Add runner for vrap #139

scarlehoff · 2022-06-14T12:19:26Z

This thing mostly work. But there are two (related) issues that I guess happen for the first time with vrap:

The `results` part of the runner.

If you try to run this it will fail at the end (after generating everything) when it tries to compare with the monte carlo results. There is no "MC result" to compare with in vrap (specially for the scale variations).

I could implement a reader for the central scale I guess or modify vrap to print the result in a more reasonable format, but is there a way to skip that...

One run-per-grid or one-grid-per-table...

There is a problem with some of the FTDY sets, the dataset for E905 is actually a set of 10 bins with different acceptances so we have a dataset that would need to generate 10 different pineappls. Here we have three choices:

Generate the 10 grids and apply the acceptance factors and them sum them together so that we have one single grid where the information of the singular runs have been lost.
Generate 20 E905_binX folders each with the kinematics of the given bin.
Accommodate for the fact that we can actually have grids that are a composition of other grids.
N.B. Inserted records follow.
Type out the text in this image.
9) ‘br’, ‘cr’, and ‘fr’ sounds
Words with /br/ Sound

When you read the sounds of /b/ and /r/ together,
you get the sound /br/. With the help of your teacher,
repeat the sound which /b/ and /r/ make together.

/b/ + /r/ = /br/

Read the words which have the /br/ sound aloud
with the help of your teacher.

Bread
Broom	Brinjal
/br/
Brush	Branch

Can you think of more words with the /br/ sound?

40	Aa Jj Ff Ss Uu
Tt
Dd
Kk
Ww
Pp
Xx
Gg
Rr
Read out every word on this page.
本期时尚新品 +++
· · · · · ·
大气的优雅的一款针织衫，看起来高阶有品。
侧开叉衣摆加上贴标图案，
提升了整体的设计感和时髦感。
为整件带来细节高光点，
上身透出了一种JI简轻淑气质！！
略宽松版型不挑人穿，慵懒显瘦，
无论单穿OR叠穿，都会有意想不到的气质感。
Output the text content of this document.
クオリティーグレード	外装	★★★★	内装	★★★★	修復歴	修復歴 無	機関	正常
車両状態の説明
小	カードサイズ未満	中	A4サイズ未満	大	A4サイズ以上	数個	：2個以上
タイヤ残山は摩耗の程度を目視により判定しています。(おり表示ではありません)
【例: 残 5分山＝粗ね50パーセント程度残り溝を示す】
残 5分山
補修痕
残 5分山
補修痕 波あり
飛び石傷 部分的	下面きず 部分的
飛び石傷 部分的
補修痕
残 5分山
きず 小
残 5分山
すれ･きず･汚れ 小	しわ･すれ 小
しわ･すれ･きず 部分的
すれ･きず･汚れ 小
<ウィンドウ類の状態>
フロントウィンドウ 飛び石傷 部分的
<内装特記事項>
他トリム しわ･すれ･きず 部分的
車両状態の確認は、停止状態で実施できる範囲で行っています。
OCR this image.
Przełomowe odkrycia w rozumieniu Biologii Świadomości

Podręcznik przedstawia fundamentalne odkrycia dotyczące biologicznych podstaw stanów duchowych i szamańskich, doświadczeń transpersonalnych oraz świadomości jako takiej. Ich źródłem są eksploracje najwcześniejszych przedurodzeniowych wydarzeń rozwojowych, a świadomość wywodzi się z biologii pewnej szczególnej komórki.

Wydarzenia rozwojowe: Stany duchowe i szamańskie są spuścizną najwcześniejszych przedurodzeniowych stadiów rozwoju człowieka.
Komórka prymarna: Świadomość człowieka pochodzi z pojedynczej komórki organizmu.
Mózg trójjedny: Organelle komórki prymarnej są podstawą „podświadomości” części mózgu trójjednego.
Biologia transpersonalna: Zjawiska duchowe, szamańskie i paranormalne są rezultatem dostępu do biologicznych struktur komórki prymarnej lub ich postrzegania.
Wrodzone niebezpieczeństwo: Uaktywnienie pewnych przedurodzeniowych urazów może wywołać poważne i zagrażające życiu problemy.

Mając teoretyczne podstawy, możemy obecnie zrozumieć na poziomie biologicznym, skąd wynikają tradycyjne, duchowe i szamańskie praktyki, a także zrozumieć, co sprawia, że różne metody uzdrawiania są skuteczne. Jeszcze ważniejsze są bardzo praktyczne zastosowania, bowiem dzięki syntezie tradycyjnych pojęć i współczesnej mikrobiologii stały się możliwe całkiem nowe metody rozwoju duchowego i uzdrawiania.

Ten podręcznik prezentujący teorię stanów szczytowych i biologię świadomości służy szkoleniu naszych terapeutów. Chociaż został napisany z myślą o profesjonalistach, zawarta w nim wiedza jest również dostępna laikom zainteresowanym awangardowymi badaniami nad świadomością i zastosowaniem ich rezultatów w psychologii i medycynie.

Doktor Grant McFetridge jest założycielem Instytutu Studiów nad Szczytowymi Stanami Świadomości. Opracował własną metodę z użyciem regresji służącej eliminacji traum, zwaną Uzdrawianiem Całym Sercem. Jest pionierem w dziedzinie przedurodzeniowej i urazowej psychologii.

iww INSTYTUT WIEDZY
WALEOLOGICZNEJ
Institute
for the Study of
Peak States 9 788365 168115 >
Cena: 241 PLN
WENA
I guess 2. is similar to what we do for jets. But I wonder how terrible would be to do 1. directly here. In principle the acceptance factors are inherent to the dataset so the fact that the grid and the MC calculation don't match (this is where both issues are related) is secondary...

Also, please have a look at least to check that the structure is correct.

scarlehoff · 2022-06-14T12:20:19Z

@enocera what do you think of option 1. above?: Basically burning the ACC factors in the grid.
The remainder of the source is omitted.